Rolling in with a score of -487, PCWorld's ninth-most-hated article of 2009 is also about Apple. This time, however, the idea is not so much to slam our favorite Cupertino-based company as it is to ask the question: Is the Apple iPod/iPhone/iTunes monopoly, well, a monopoly? Is it time for the App Store to start having some competition, whether Apple likes it or not? According to our readers, this idea sounds a lot like socialism.

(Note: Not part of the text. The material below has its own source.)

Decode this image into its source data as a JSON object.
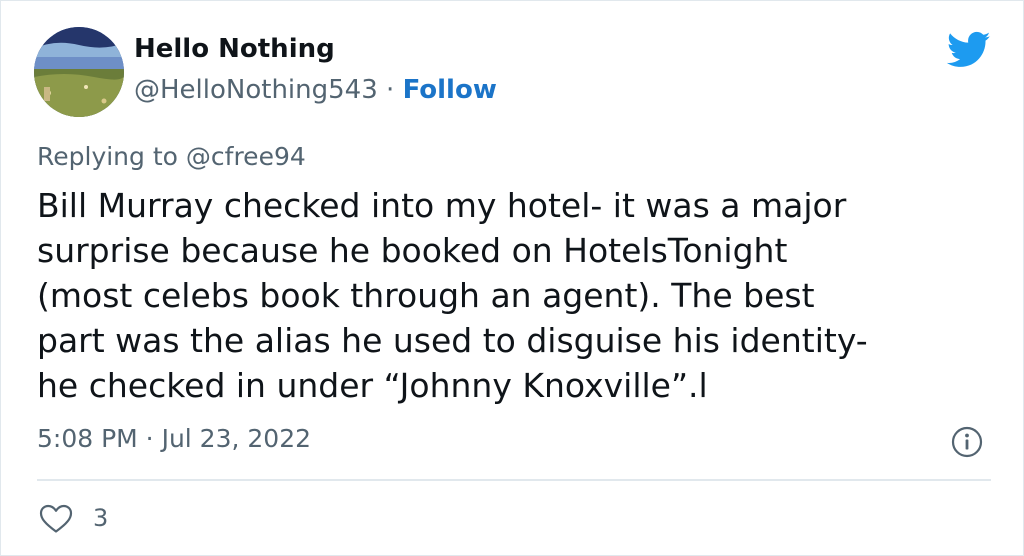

All right, the headline is just a little bit sensational (and deceptive). This is not a story about how Windows 7 is a much worse operating system than the ultimate fail that was Vista. Rather, this article (which garnered a score of -529) discusses how Vista represents the "zenith of big-feature, Windows-only desktop computing" and thus changed the world (because people suddenly realized that they had other options--like Linux and Mac OS). As commenter quadibloc put it: "To say that Vista shines brightly, because it had problems with created market opportunities for the Macintosh and Linux ... involves using an unusual meaning for the term."